Um estudo separado, por exemplo, publicado no início deste ano no International Journal of Molecular Sciences, disse que a “interação complexa entre fitocanabinoides e sistemas biológicos oferece esperança para novas abordagens de tratamento”, potencialmente estabelecendo as bases para uma nova era de inovação em medicamentos de cannabis.

“A planta Cannabis exibe um efeito chamado de ‘efeito entourage’, no qual as ações combinadas de terpenos e fitocanabinoides resultam em efeitos que excedem a soma de suas contribuições separadas”, descobriu o estudo. “Essa sinergia enfatiza o quão importante é considerar a planta inteira ao utilizar canabinoides medicinalmente, em vez de se concentrar apenas em canabinoides individuais”.

Um estudo financiado pelo governo dos EUA publicado em maio, enquanto isso, descobriu que os terpenos podem ser “terapêuticos potenciais para dor neuropática crônica”, descobrindo que uma dose dos compostos produziu uma redução “aproximadamente igual” nos marcadores de dor quando comparada a uma dose menor de morfina. Os terpenos também pareceram aumentar a eficácia da morfina quando administrados em combinação.

Ao contrário da morfina, no entanto, nenhum dos terpenos estudados produziu uma resposta de recompensa significativa, descobriu a pesquisa, indicando que “os terpenos podem ser analgésicos eficazes sem efeitos colaterais recompensadores ou disfóricos”.

Outro estudo publicado no início deste ano analisou as “interações colaborativas” entre canabinoides, terpenos, flavonoides e outras moléculas na planta, concluindo que uma melhor compreensão das relações de vários componentes químicos “é crucial para desvendar o potencial terapêutico completo da maconha”.

Outra pesquisa recente financiada pelo National Institute on Drug Abuse (NIDA) dos EUA descobriu que um terpeno com cheiro cítrico na maconha, o D-limoneno, pode ajudar a aliviar a ansiedade e a paranoia associadas ao THC. Os pesquisadores disseram de forma semelhante que a descoberta pode ajudar a desbloquear o benefício terapêutico máximo do THC.

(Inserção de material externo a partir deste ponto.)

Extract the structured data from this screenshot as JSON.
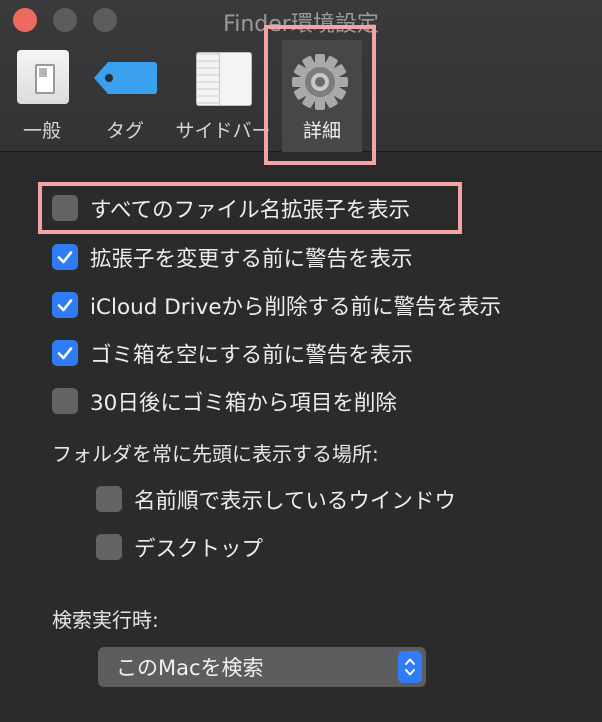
{
  "window": {
    "title": "Finder環境設定"
  },
  "tabs": [
    {
      "label": "一般",
      "icon": "general-switch-icon"
    },
    {
      "label": "タグ",
      "icon": "tag-icon"
    },
    {
      "label": "サイドバー",
      "icon": "sidebar-icon"
    },
    {
      "label": "詳細",
      "icon": "gear-icon",
      "selected": true
    }
  ],
  "options": [
    {
      "label": "すべてのファイル名拡張子を表示",
      "checked": false
    },
    {
      "label": "拡張子を変更する前に警告を表示",
      "checked": true
    },
    {
      "label": "iCloud Driveから削除する前に警告を表示",
      "checked": true
    },
    {
      "label": "ゴミ箱を空にする前に警告を表示",
      "checked": true
    },
    {
      "label": "30日後にゴミ箱から項目を削除",
      "checked": false
    }
  ],
  "folders_on_top": {
    "heading": "フォルダを常に先頭に表示する場所:",
    "options": [
      {
        "label": "名前順で表示しているウインドウ",
        "checked": false
      },
      {
        "label": "デスクトップ",
        "checked": false
      }
    ]
  },
  "search": {
    "heading": "検索実行時:",
    "selected": "このMacを検索"
  },
  "colors": {
    "accent": "#2f7cf6",
    "highlight": "#f2a5a5",
    "close": "#ed6a5e"
  }
}
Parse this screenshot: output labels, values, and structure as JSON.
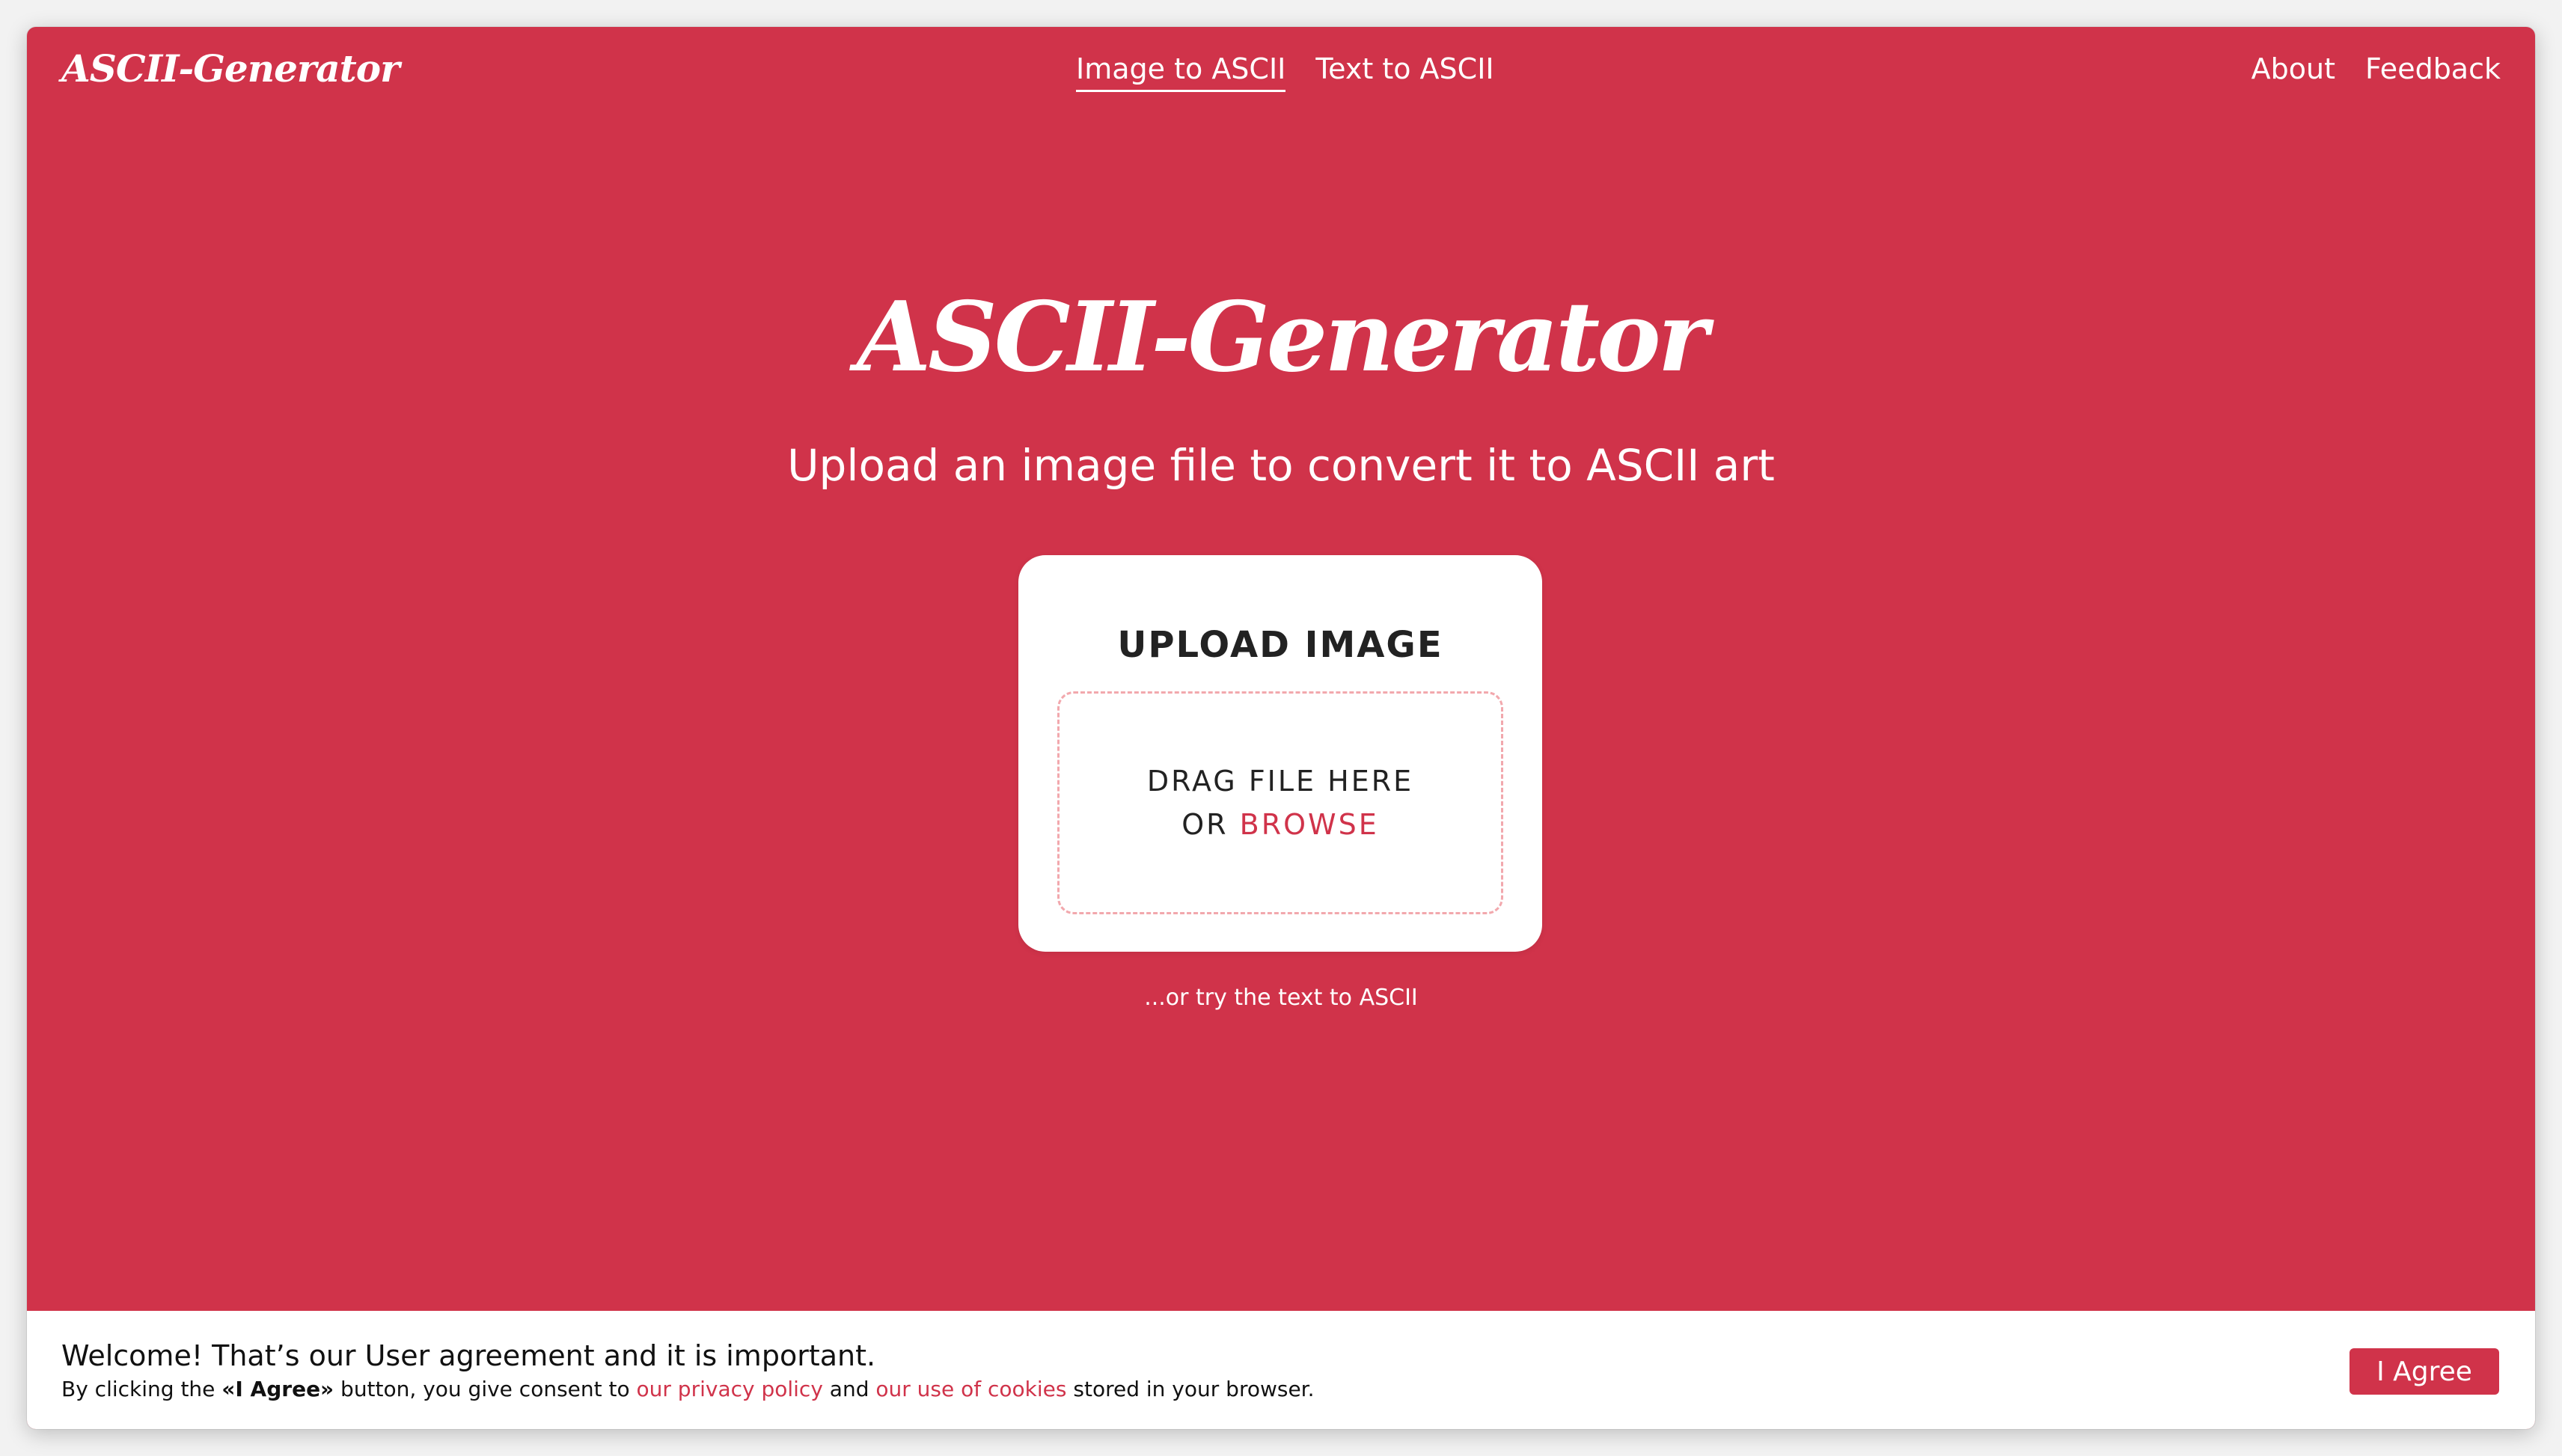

Um estudo separado no ano passado descobriu que produtos de cannabis com uma gama mais diversificada de canabinoides naturais produziam experiências psicoativas mais fortes em adultos, que também duravam mais do que o efeito gerado pelo THC puro.

E um estudo de 2018 descobriu que pacientes que sofrem de epilepsia apresentam melhores resultados de saúde — com menos efeitos colaterais adversos — quando usam extratos full espectrum em comparação com produtos de CBD “purificados”.

Cientistas também descobriram no ano passado “compostos de cannabis não identificados anteriormente” chamados flavorizantes que eles acreditam serem responsáveis ​​pelos aromas únicos de diferentes variedades de maconha. Anteriormente, muitos pensavam que os terpenos sozinhos eram responsáveis ​​pelos vários cheiros produzidos pela planta.

Fenômenos semelhantes também estão começando a ser registrados em torno de plantas e fungos psicodélicos. Em março, por exemplo, pesquisadores publicaram descobertas mostrando que o uso de extrato de cogumelo psicodélico de espectro total teve um efeito mais poderoso do que a psilocibina sintetizada quimicamente. Eles disseram que as descobertas implicam que os cogumelos, como a maconha, demonstram um efeito de entourage.